For the poll, Insights West asked people across B.C. whether the different party leaders possess 10 different characteristics, all positive, and the results paint an interesting picture of how the candidates are viewed by the public.

Thirty-four per cent of respondents said they see Horgan as "honest and trustworthy," compared to 31 per cent for Weaver and just 19 per cent for Clark.

"The numbers for Christy Clark are definitely low," said pollster Mario Canseco. "It's a difficult situation when you're running to get a second term when you have so many people believing you're not honest."

Horgan came out ahead in seven of the 10 categories altogether, while Clark was on top for the remaining three. The NDP leader was seen as being the most in touch with the day-to-day issues British Columbians face, and as being the most capable of dealing with labour unions in a dispute.
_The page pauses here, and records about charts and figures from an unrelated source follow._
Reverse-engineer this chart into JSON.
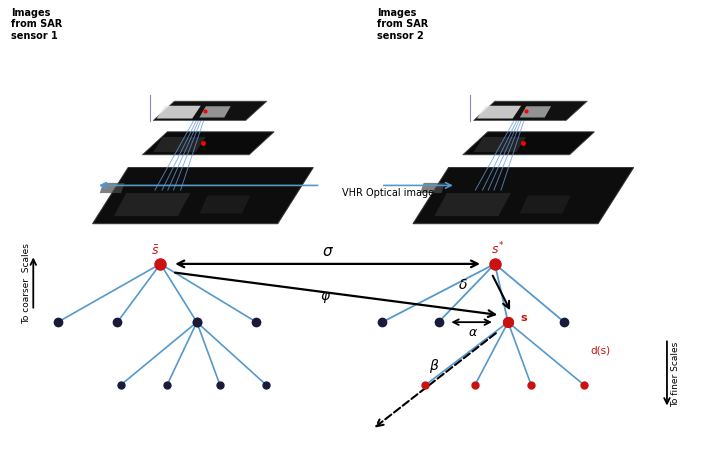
{
  "fig_width": 7.12,
  "fig_height": 4.56,
  "dpi": 100,
  "bg_color": "#ffffff",
  "top_panel": {
    "label1": "Images\nfrom SAR\nsensor 1",
    "label2": "Images\nfrom SAR\nsensor 2",
    "optical_label": "VHR Optical image"
  },
  "bottom_panel": {
    "sigma_label": "σ",
    "phi_label": "φ",
    "delta_label": "δ",
    "alpha_label": "α",
    "beta_label": "β",
    "d_s_label": "d(s)",
    "s_label": "s",
    "blue_edge": "#5599cc",
    "dark_node": "#1a1a3a",
    "red_node": "#cc1111"
  }
}
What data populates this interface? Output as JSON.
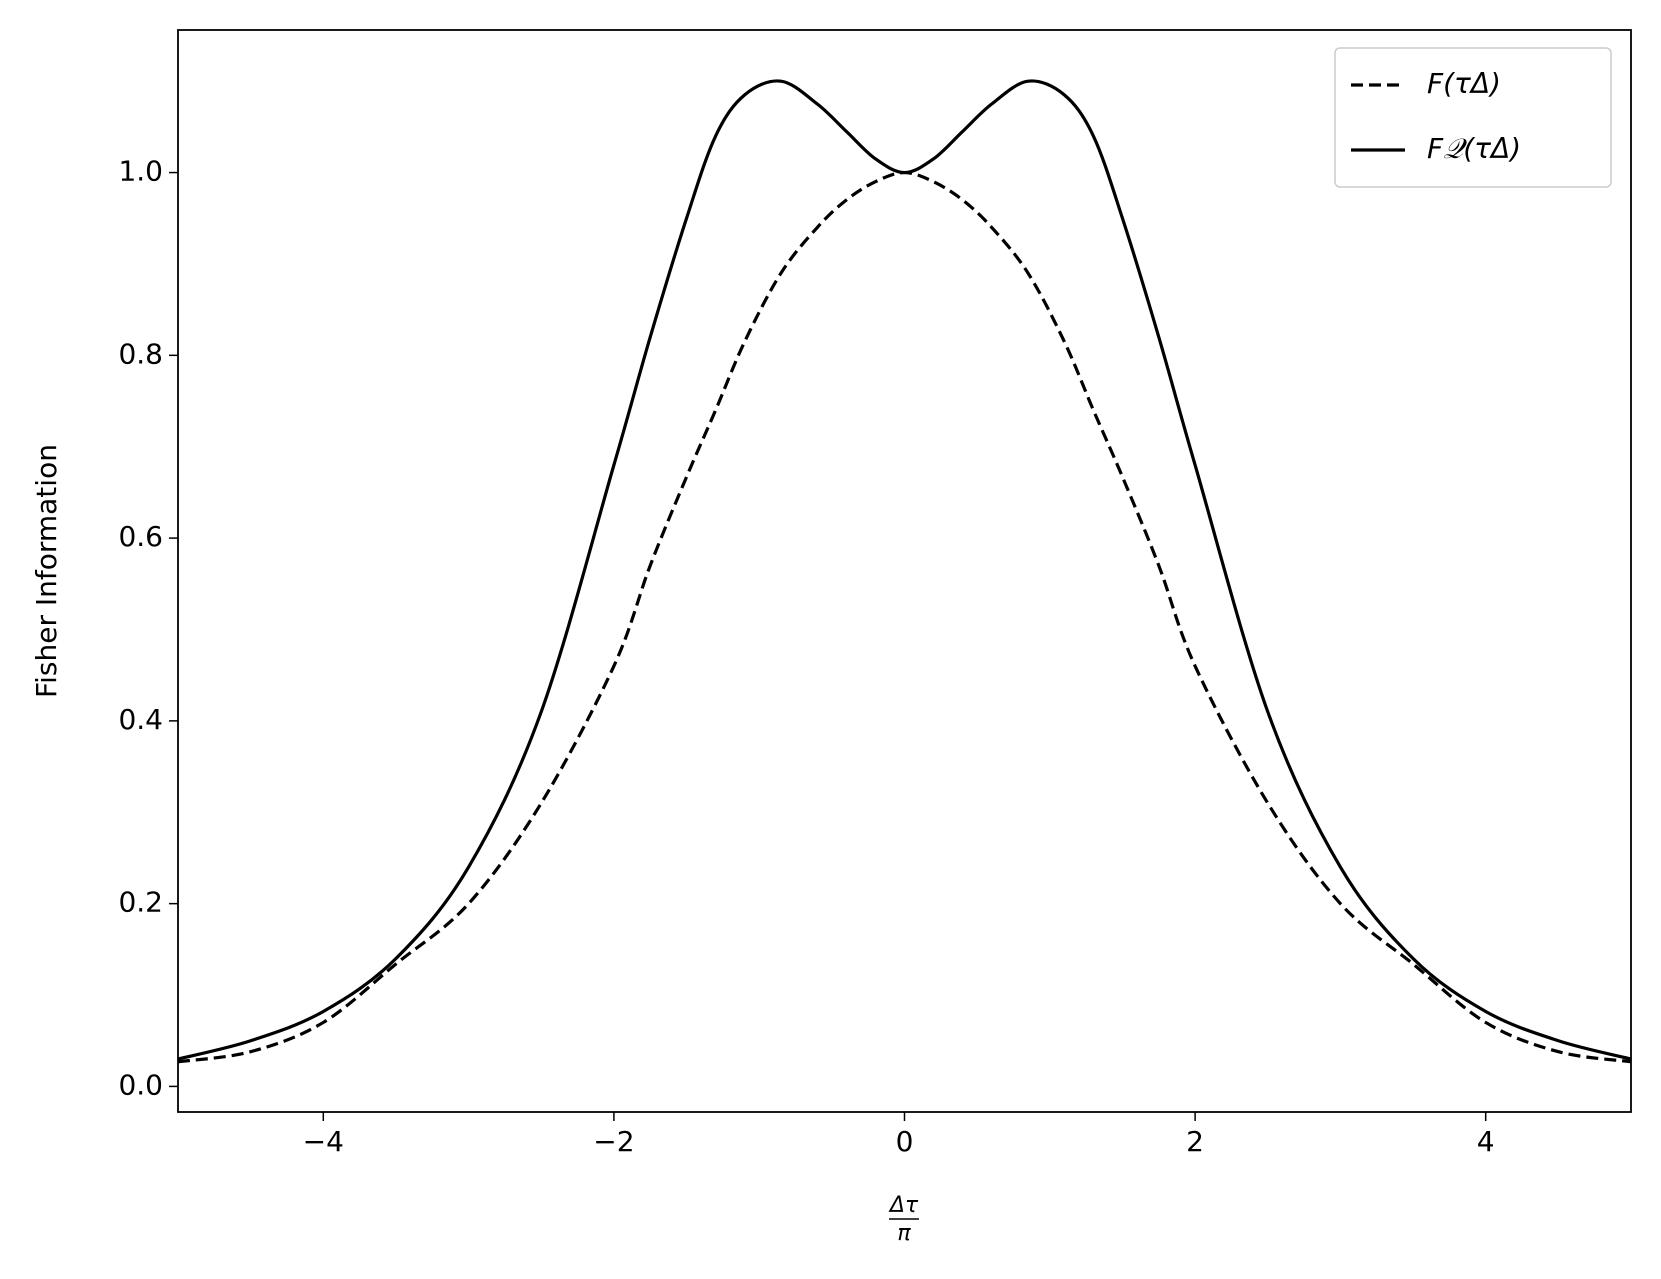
{
  "chart_data": {
    "type": "line",
    "ylabel": "Fisher Information",
    "xlabel": {
      "numerator": "Δτ",
      "denominator": "π"
    },
    "xlim": [
      -5,
      5
    ],
    "ylim": [
      -0.028,
      1.156
    ],
    "xticks": [
      {
        "value": -4,
        "label": "−4"
      },
      {
        "value": -2,
        "label": "−2"
      },
      0,
      2,
      4
    ],
    "yticks": [
      {
        "value": 0,
        "label": "0.0"
      },
      0.2,
      0.4,
      0.6,
      0.8,
      {
        "value": 1,
        "label": "1.0"
      }
    ],
    "legend": "upper right",
    "x": [
      -5,
      -4.5,
      -4,
      -3.5,
      -3,
      -2.5,
      -2,
      -1.75,
      -1.5,
      -1.3,
      -1.1,
      -0.85,
      -0.6,
      -0.4,
      -0.2,
      0,
      0.2,
      0.4,
      0.6,
      0.85,
      1.1,
      1.3,
      1.5,
      1.75,
      2,
      2.5,
      3,
      3.5,
      4,
      4.5,
      5
    ],
    "series": [
      {
        "name": "F(τΔ)",
        "color": "#000000",
        "dash": true,
        "values": [
          0.027,
          0.038,
          0.07,
          0.134,
          0.2,
          0.31,
          0.46,
          0.57,
          0.667,
          0.74,
          0.815,
          0.89,
          0.94,
          0.97,
          0.99,
          1.0,
          0.99,
          0.97,
          0.94,
          0.89,
          0.815,
          0.74,
          0.667,
          0.57,
          0.46,
          0.31,
          0.2,
          0.134,
          0.07,
          0.038,
          0.027
        ]
      },
      {
        "name": "F𝒬(τΔ)",
        "color": "#000000",
        "dash": false,
        "values": [
          0.03,
          0.05,
          0.082,
          0.14,
          0.24,
          0.41,
          0.68,
          0.82,
          0.95,
          1.04,
          1.085,
          1.1,
          1.075,
          1.045,
          1.015,
          1.0,
          1.015,
          1.045,
          1.075,
          1.1,
          1.085,
          1.04,
          0.95,
          0.82,
          0.68,
          0.41,
          0.24,
          0.14,
          0.082,
          0.05,
          0.03
        ]
      }
    ]
  }
}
Horgan was also viewed as the candidate best suited to unite the province, and the most likely to share respondents' personal values.

On the issue of the economy, he fared far worse than his main rival, however.
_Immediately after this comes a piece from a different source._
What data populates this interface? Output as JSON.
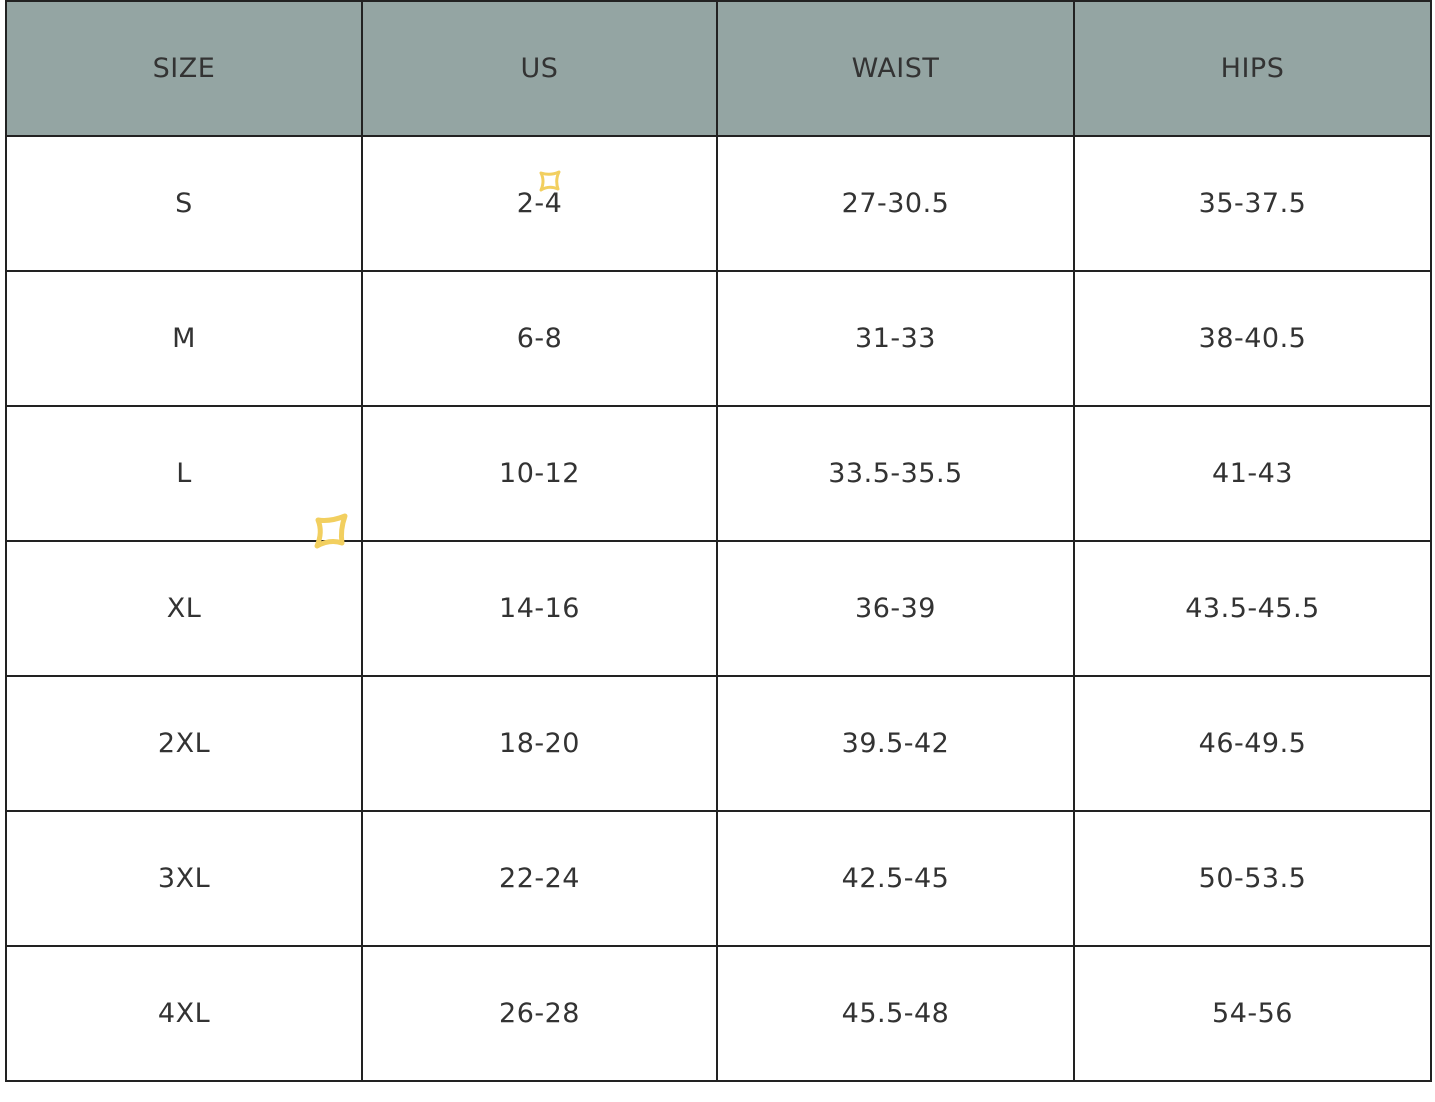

"What we see right now from the NDP, especially when it comes to John Horgan, is an ability to establish an emotional connection with voters," Canseco said.

"The main difficulty with the NDP is that they're not connecting well on the economic file."

Clark was seen as a good economic manager by 36 per cent of respondents, compared to just 19 for Horgan and 10 per cent for Weaver.

The Liberal leader was also most likely to be viewed as a good communicator, and as someone possessing the "right temperament" to be premier.

Though the B.C. Green Party leader wasn't the most popular candidate in any particular category, Weaver did score second place on a number of questions – including trustworthiness.

Roughly a third of respondents also said Weaver shares their values, is in touch with the problems they face, and generally agrees on the issues they care about.

As the sole Green candidate who earned a seat in the last election, he was also seen as the least capable of bringing about change in the province, however.

Beyond perceptions of the party leaders, Insights West asked respondents whether local candidates in every riding should be forced to take part in at least one public debate ahead of the election, and found broad support from more than four-in-five respondents.

On the topic of politicians showing up at festivals and celebrations, such as last month's Vaisakhi parade, there was more widespread agreement – specifically that the time-honoured tradition is a cynical vote-grab.

"What's interesting about the analysis is if you ask minority communities – East Asians and South Asians – they feel the same way," Canseco said. "They also look at this as a situation where the politicians aren't coming to my party or my festival or my celebration because they care about multiculturalism, all they want is to get some votes."

The Insights West survey was conducted online from April 26 to 28 among 802 B.C. adults. Polls of that size have a margin of error of plus or minus 3.5 percentage points.